Mercury: The first commercial-level Diffusion LLM, fast and mobile phones can be deployed - AI Article

Author：Eve Cole Update Time：2025-05-16 23:00:03

In the field of artificial intelligence, a disruptive technology is quietly emerging. Recently, Inception Labs announced the launch of the Mercury series of diffusion large language models (dLLMs), a new generation of language models designed to generate high-quality text quickly and efficiently. Compared with the traditional autoregressive large language model, Mercury has increased generation speed by up to 10 times, enabling more than 1,000 markers per second on NVIDIA H100 graphics cards, a speed that was previously achieved only by custom chips.

Mercury Coder, the first product in the Mercury series, has been unveiled in public testing. The model focuses on code generation, demonstrates excellent performance and surpasses many existing speed optimization models in multiple programming benchmarks, such as the GPT-4o Mini and Claude3.5Haiku, while also nearly 10 times faster in speed. According to developer feedback, Mercury's code completion is more popular. In the test of C opilot Arena, the Mercury Coder Mini ranks among the top in performance and is one of the fastest models.

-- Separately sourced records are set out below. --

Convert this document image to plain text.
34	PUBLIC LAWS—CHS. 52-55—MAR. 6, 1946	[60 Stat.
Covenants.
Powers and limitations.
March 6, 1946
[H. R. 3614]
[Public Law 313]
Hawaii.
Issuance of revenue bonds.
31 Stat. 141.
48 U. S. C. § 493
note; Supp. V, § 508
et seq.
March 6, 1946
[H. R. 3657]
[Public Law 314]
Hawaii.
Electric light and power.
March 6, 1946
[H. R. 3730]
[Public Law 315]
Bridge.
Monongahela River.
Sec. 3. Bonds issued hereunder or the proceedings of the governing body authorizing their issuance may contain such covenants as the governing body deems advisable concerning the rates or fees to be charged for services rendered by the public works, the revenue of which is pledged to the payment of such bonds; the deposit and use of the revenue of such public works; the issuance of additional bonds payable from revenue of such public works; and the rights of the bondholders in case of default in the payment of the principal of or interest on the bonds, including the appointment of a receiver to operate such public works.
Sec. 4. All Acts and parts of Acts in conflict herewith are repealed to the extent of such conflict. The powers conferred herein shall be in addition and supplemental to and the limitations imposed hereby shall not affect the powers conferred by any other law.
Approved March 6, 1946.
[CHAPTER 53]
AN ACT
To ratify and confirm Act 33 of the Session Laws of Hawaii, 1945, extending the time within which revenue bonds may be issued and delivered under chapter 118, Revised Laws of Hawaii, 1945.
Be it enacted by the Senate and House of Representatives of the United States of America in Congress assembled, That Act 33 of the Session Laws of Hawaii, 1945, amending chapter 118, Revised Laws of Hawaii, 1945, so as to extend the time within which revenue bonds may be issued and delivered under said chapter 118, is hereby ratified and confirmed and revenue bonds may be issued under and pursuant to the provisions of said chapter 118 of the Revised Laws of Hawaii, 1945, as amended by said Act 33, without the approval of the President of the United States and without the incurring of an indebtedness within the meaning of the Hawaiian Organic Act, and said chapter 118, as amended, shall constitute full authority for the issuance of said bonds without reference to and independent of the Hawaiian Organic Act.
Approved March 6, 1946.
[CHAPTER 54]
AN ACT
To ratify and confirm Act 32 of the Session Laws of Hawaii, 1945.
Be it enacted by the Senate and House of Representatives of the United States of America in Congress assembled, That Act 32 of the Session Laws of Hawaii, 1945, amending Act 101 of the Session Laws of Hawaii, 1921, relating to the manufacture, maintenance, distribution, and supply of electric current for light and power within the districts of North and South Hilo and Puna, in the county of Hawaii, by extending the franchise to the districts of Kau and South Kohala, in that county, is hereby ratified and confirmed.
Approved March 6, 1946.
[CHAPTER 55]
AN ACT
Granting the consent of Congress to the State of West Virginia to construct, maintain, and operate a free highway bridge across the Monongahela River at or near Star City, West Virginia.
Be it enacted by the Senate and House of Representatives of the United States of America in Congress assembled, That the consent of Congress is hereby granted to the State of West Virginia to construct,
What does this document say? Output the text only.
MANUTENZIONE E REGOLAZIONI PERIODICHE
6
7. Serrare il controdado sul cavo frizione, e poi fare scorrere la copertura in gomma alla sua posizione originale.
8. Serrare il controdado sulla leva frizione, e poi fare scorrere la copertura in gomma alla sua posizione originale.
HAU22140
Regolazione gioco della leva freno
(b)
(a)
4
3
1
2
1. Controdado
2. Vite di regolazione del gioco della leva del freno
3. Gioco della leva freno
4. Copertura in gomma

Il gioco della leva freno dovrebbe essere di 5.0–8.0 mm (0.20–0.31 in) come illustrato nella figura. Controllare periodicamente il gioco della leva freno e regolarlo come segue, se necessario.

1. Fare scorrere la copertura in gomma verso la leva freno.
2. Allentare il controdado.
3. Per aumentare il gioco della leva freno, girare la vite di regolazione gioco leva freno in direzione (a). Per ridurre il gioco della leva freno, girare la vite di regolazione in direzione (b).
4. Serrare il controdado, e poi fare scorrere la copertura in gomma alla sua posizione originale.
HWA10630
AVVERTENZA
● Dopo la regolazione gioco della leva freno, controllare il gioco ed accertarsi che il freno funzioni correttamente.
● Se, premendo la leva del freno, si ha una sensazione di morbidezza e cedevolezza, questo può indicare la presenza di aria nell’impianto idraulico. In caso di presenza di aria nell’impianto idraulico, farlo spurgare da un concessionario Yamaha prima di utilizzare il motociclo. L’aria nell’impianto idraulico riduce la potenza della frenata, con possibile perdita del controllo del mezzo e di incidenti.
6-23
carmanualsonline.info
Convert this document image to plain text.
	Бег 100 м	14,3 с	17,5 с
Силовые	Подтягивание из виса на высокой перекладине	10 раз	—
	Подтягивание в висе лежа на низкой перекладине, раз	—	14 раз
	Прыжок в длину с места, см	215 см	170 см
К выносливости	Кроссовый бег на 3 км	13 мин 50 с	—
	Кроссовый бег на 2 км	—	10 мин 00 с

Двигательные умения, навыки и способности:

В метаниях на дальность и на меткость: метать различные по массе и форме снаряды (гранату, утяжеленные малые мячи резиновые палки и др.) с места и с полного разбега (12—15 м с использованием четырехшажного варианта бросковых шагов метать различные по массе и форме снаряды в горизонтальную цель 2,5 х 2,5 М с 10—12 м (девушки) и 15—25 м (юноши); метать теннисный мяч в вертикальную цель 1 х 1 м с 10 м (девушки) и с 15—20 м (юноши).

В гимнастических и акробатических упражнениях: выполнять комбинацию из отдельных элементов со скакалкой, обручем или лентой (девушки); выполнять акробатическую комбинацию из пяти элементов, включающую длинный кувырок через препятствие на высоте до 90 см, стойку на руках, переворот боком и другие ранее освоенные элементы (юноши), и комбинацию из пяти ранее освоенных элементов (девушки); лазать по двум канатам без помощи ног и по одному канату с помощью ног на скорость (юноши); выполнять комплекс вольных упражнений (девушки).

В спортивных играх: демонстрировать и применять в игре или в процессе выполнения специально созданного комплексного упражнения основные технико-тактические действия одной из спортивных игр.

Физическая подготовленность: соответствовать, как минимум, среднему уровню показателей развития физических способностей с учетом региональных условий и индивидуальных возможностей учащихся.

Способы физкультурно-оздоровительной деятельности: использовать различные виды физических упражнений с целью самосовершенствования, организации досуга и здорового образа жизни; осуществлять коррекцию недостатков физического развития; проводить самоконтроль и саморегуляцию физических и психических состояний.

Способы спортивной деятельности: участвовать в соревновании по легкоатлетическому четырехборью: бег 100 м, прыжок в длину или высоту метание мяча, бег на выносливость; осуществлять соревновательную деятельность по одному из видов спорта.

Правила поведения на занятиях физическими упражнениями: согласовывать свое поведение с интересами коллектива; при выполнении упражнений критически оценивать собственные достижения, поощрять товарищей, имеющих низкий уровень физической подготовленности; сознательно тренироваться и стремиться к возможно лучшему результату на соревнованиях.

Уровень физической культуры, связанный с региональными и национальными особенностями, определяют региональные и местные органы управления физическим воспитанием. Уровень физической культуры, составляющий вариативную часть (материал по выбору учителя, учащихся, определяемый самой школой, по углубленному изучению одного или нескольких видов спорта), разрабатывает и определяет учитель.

Most current language models adopt autoregression, that is, generate tags one by one from left to right, resulting in the generation process inevitably being sequential, with high latency and calculation costs. Mercury uses a "coarse to fine" generation method, starting from pure noise, and gradually refines the output after several "denoising" steps. This enables Mercury models to be processed in parallel with multiple tags at generation, enabling better inference and structured responsiveness.

With the launch of the Mercury series, Inception Labs demonstrates the great potential of diffusion models in the fields of text and code generation. Next, the company also plans to launch a language model suitable for chat applications to further expand the application scenarios of the diffusion language model. These new models will have stronger intelligent proxy capabilities, capable of complex planning and long-term generation. At the same time, their efficiency makes it work well on resource-constrained devices, such as smartphones and laptops.

Overall, the launch of Mercury marks an important advance in artificial intelligence technology, not only greatly improving speed and efficiency, but also providing higher quality solutions to the industry.

Official introduction: https://www.inceptionlabs.ai/news

Online experience: https://chat.inceptionlabs.ai/

Key points:

The Mercury series of diffusion large language models (dLLMs) are launched, with generation speeds increased to 1,000 markers per second.

Mercury Coder focuses on code generation and outperforms many existing models in benchmarking and performs well.

The innovative ways of diffusion models make text generation more efficient and accurate, providing new possibilities for smart proxy applications.